L’esistenza di qualche sorta di “bunker” scavato nel fianco di una
montagna sembra venire da un’esploratrice italiana che ha condotto diverse
spedizioni in Perù, la milanese Elena Bordogni. – Durante una spedizione - ha
affermato - incappammo in un camminamento che costeggiava una montagna e che
fiancheggiava un burrone. Sul sentiero si vedevano, pietrificate, le orme dei
piedi dei sacerdoti che anticamente percorrevano quella via. Con grande
sorpresa ci accorgemmo che, a un certo punto, il sentiero s’interrompeva
dinnanzi alla parete liscia della montagna.
- Nel 10.481 a.C. gli Dei lasciarono la Terra - sostiene Tatunca Nara -
le navi dorate dei nostri Primi Maestri si spegnevano nel cielo come le stelle.
La fuga degli Dei gettò il mio popolo nell’oscurità.
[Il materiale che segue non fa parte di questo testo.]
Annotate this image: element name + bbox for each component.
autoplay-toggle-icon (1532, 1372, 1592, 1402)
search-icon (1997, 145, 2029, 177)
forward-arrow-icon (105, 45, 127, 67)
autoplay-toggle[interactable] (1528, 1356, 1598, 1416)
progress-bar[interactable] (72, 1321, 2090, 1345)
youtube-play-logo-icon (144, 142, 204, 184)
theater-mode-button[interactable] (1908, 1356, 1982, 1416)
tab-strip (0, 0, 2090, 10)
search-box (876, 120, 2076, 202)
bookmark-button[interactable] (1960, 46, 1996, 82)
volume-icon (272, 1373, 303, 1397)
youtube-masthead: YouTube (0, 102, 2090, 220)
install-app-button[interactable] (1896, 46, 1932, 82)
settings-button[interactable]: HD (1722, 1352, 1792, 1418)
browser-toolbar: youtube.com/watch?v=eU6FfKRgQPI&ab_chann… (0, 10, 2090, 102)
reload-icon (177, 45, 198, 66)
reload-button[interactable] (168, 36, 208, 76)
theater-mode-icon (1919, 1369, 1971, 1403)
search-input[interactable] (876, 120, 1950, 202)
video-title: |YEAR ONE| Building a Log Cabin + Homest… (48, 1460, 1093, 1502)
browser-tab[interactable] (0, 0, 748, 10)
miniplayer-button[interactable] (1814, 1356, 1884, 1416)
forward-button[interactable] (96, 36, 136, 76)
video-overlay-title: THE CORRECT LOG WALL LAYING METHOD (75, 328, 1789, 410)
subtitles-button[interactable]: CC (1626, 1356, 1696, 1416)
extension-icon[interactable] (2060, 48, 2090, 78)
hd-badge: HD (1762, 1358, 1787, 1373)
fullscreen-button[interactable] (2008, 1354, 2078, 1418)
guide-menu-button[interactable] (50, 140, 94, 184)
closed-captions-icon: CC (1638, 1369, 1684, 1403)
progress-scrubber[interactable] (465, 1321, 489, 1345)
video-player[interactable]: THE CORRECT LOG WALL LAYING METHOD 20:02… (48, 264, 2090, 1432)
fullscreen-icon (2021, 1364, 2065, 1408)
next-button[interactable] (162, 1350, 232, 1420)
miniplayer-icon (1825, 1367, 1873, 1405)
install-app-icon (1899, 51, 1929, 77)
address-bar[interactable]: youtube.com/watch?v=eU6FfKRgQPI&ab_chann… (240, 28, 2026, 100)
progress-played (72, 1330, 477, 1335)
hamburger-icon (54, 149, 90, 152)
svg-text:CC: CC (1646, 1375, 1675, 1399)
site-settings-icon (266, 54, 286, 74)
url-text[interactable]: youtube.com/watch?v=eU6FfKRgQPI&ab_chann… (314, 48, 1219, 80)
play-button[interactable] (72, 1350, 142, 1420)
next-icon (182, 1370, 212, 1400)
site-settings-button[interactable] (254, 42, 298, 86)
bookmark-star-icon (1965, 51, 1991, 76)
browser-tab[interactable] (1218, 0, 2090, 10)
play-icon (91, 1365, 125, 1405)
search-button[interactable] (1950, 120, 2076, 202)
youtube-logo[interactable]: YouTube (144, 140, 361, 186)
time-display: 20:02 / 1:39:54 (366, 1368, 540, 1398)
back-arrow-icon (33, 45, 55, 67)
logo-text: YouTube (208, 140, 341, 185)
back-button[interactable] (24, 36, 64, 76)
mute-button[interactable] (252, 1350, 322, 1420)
Nel libro: “Gli dei dalle lacrime d’oro”, di Zecharia Sitchin, l’autore mette in relazione la civiltà mesopotamica con quella mesoamericana, producendo prove evidenti della veridicità di queste sue affermazioni. Durante il 1992, una spedizione archeologica impegnata in alcuni scavi a Chua (Bolivia), portò alla luce un vaso, ribattezzato in seguito con il nome di “Fuente Magna”. La particolare caratteristica di questa scoperta era che il reperto risultava interamente coperto da iscrizioni e da glifi. Sul lato esterno si trovavano incisi glifi olmechi, mentre all’ interno erano presenti numerosi pittogrammi in seguito identificati da molti esperti come scrittura cuneiforme protosumera, databile a un periodo che va da 4100 al 3600 a. C.